Johnson was fifty-five at the time.

This one is even better. At conversation with the Reverend Alexander Grant, Johnson mentioned that Joseph Banks had recently sent back reports of a strange animal called a kangaroo. Then,
In order to render his description more vivid, Johnson rose from his chair and [in the words of Grant], "volunteered an imitation of the animal. The company stared . . . nothing could be more ludicrous than the appearance of a tall, heavy, grave-looking man, like Dr. Johnson, standing up to mimic the shape and motions of a kangaroo. He stood erect, put out his hands like feelers, and, gathering up the tails of his huge brown coat so as to resemble the pouch of the animal, made two or three vigorous bounds across the room.
May your weekend be suitably bouncy.

Monday, April 15, 2013

Turning to Johnson

From W. Jackson Bate's Samuel Johnson: A Biography:
Because he was so susceptible to symbols, his impulse had always been to deny their power over the imagination and to try to put them at arm's length. The dignity of human nature required this if one was to remain a "free agent." Typical was the way he would dismiss the effect on us of the seasons ("imagination operating on luxury"). But now, in many ways, he was changing--not changing in his character but in what he said or admitted.

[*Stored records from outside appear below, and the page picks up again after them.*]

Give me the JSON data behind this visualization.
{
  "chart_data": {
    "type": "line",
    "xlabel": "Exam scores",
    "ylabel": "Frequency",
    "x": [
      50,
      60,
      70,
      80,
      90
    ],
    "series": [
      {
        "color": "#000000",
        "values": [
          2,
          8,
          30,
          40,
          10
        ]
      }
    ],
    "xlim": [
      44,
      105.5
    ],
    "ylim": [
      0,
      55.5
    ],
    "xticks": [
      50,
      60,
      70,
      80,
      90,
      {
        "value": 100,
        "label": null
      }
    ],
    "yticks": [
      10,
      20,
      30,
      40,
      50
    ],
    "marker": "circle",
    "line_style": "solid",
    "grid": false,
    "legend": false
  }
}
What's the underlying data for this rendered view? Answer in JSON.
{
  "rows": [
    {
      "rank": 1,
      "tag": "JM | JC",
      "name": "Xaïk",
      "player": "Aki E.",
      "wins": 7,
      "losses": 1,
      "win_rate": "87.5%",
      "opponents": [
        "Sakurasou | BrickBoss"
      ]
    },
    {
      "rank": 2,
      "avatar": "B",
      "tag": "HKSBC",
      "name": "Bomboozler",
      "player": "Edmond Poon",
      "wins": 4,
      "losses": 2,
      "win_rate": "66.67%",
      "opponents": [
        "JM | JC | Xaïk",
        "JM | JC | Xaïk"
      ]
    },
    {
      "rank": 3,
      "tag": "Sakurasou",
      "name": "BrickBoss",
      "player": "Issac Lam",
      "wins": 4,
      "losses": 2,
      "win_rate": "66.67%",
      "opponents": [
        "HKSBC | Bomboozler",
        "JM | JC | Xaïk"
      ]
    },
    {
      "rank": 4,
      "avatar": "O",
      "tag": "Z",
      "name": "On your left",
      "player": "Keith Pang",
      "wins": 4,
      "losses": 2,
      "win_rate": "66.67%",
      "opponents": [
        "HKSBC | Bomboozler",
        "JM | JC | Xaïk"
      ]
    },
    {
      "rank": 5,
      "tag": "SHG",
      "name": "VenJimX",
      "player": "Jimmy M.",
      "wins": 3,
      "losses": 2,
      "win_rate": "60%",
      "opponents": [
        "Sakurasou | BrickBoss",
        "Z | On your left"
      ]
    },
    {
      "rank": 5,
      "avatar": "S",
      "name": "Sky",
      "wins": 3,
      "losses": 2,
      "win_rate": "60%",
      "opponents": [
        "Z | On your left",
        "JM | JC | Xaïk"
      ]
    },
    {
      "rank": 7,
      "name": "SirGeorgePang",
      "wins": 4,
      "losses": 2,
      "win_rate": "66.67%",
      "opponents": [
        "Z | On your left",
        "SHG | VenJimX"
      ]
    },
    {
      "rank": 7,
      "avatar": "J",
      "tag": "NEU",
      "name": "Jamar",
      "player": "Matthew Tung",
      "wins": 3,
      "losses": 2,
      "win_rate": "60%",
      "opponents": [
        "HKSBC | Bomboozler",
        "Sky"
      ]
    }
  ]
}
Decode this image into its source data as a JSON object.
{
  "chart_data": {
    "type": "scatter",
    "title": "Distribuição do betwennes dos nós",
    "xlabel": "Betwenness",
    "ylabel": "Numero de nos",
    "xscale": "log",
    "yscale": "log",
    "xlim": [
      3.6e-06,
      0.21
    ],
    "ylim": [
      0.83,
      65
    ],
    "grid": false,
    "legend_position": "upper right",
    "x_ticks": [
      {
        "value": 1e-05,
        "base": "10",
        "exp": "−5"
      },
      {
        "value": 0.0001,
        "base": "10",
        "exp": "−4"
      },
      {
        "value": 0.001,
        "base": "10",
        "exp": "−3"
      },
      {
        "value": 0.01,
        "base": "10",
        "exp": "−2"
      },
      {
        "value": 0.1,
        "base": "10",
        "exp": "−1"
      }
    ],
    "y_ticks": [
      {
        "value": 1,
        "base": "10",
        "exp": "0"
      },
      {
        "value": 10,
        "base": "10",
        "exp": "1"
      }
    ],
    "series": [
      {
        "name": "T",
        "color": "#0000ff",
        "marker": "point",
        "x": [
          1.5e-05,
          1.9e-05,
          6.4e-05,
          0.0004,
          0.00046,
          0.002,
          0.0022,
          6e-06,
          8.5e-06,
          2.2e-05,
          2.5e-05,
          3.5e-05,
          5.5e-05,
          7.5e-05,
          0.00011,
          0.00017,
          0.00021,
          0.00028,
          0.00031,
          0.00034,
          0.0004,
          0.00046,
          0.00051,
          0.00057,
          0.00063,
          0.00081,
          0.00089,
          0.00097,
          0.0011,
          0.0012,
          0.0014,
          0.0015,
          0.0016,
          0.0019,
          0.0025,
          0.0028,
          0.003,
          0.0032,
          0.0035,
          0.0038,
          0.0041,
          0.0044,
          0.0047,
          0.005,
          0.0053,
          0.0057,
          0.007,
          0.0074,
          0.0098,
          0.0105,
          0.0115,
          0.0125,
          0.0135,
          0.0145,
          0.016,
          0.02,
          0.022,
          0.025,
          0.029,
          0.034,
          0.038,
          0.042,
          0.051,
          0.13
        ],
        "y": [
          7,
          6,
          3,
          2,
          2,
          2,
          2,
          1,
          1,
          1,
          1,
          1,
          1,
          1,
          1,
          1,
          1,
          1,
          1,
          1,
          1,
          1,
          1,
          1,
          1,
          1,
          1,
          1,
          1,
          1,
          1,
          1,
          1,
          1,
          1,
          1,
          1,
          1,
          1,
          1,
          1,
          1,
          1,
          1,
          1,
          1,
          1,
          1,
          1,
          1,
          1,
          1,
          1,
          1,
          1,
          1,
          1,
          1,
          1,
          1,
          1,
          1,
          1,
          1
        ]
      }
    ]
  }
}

As November came to Litchfield, which he could reasonably doubt that he would ever see again, he felt the poignance of autumn as never before. One of Horace's odes especially (IV, vii) haunted him--the one in which the large revolving changes of nature, destroying and re-creating, are contrasted with the hopes and destiny of short-lived man. Before Johnson left Litchfield he translated it into English verse. The snows of winter--the ode begins--are melting as spring returns. The fields and woods are again green. But the human being, after entering his own winter, will not return. He will be like those millions of others who have entered the night--"ashes and a shade." The ode, in its clear-eyed existential honesty and mellow acceptance, typifies what Johnson had prized in Horace when he was a boy at Stourbridge--a union of qualities he had associated with Cornelius, who had seemed to the half-blind, half-deaf, awkward youth such a model of grace and classical acceptance of fact. Of the many translations of this famous ode, none catches the spirit of Horace more closely. At moments it is even more condensed than Horace. "Each revolving year," says Horace, "each hour that snatches the day, bids us not to hope for immortal life." Johnson wrote, "The changing year's successive plan / Proclaims mortality to man." Yet this is balanced by a flourish of stoic gaiety that goes beyond Horace. "Who knows whether the gods," asks Horace, "will add tomorrow's time to the sum of today?" In Johnson this becomes: "Who knows if Jove who counts our score / Will toss us in one morning more?"